Research shows that a lack of sleep can sabotage efforts at weight management — and not just because your willpower takes a dive when you’re tired. Getting less than seven hours of sleep can lead to measurable changes in how, and when, you get hungry. Inadequate sleep can also impair your decision-making processes, causing increased calorie consumption and weight gain.

“Most of us don’t even realize how tired we are, even when we are clearly sleep-deprived,” said Michael Grandner, PhD., director of the Sleep and Health Research Program at the University of Arizona, during a 2025 Embody webinar titled “How Better Sleep Promotes Mental, Metabolic, and Cardiovascular Health.” “This is, at least in part, because being tired distorts our ability to assess how we’re feeling.”

Studies find that people who are getting five to six hours of sleep can describe themselves as well-rested, even when they’re doing poorly on performance tests, Grandner explained.

So, if you’re sleeping less than seven or eight hours each night, it’s important to rethink how (and why) you prioritize sleep. It may be one of the most important factors to adjust for sustained weight management, as well as your overall health. Here are the ways in which sleep loss can contribute to weight gain.

You crave calorie-dense foods.

“Nobody craves a salad at 2 o’clock in the morning, and there’s a reason for this,” Grandner said. Studies show that people who are tired are more likely to crave calorie-dense foods — those unhealthy snacks that are high in carbs, fats, and sugar.

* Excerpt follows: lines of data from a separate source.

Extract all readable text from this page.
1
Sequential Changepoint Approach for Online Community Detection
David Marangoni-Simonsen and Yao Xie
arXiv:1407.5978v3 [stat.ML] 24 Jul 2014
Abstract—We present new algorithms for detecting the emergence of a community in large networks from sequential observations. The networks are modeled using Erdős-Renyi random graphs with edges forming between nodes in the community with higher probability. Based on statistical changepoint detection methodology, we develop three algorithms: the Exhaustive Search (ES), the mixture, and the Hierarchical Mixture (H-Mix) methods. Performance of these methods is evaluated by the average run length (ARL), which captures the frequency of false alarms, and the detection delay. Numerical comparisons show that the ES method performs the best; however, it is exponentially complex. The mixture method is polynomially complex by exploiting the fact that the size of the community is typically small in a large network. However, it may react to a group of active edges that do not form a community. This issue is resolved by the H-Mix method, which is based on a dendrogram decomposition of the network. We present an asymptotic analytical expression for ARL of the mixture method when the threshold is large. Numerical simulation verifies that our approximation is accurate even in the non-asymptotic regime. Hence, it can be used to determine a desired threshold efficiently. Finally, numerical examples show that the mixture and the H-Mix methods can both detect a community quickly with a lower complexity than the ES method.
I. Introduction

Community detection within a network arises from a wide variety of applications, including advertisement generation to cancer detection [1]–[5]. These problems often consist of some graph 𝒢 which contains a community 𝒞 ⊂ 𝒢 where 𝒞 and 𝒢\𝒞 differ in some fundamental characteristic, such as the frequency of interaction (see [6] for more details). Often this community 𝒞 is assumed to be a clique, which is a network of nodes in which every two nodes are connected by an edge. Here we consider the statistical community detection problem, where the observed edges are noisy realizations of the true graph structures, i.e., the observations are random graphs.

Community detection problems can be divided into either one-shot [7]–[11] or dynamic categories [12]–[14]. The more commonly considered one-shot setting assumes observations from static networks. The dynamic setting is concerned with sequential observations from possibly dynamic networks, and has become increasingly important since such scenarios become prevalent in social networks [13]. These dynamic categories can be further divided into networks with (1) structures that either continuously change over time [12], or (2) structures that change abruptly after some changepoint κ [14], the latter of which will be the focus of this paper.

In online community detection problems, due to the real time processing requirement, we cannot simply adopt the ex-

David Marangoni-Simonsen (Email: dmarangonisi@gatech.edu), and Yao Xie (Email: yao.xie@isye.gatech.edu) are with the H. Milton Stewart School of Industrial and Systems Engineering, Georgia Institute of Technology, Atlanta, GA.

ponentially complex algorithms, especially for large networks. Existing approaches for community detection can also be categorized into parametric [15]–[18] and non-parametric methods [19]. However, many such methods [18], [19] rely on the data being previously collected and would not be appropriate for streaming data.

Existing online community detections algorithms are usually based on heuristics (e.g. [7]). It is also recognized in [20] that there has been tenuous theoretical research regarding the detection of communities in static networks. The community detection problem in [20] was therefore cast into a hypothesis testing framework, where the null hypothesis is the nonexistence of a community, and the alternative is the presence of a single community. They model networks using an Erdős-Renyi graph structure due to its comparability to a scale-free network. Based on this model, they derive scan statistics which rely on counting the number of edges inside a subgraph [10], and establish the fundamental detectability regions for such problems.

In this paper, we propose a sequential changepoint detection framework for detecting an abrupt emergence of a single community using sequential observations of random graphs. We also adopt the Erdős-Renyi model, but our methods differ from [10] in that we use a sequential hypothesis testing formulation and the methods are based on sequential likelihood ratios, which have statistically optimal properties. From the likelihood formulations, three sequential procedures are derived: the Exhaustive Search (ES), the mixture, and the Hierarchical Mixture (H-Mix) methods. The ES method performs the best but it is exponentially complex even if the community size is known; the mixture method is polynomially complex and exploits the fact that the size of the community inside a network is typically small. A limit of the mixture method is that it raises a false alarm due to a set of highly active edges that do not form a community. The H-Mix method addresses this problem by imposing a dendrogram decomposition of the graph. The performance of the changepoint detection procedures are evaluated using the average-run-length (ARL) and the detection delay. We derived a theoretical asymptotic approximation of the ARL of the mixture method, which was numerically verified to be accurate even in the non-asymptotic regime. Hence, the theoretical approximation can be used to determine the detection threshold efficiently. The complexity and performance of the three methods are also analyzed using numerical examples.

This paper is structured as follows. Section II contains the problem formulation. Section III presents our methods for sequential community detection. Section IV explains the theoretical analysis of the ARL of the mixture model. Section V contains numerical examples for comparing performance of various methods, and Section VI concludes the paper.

In one study, researchers measured food preferences of subjects when they were well-rested compared with when they were sleep-deprived. When sleep-deprived, participants were more likely to prefer unhealthy foods, consuming an average of 600 more calories than when they were well-rested. ”The less sleep they got, the more likely they were to prefer unhealthy food,” Grandner said.

Subsequent brain imaging studies revealed possible mechanisms for this pattern, showing that sleep deprivation compromised the function of regions in the brain involved in reacting to food cues as well as making food choices.

You get hungry later at night.

When you’re sleep-deprived, it's not only what you want to eat that changes, but when you want to eat it. “A lack of sleep causes eating patterns to shift later,” Grandner said. “Which can lead to weight gain.”

One small study restricted people’s time in bed to five hours for five consecutive nights and then allowed them nine hours in bed for a five-night stretch. When sleep-deprived, they consumed 5% more calories than when well-rested. The researchers noticed a dramatic difference when they looked more closely at the breakdown of eating patterns. While members of the sleep-deprived group ate slightly less at breakfast and about the same as the well-rested group during the day, they consumed 42% more calories in after-dinner snacking.

Your decision-making is impaired.

A lack of sleep chips away at your ability to make good decisions, and this can affect choices you make around any type of healthy habit, including what you eat and drink, how you exercise, and even the sleep you get the next night.

One study that restricted the sleep of participants in a laboratory setting showed that decreased sleep caused an increase in attention lapses, the result of “microsleeps,” or very short periods of sleep-like brain activity. These lapses can affect different areas of cognitive function, including the choices you make.

However, just as poor sleep can contribute to weight gain, Grandner explained, getting enough sleep can help you, fairly quickly, build momentum toward healthy habits, including eating.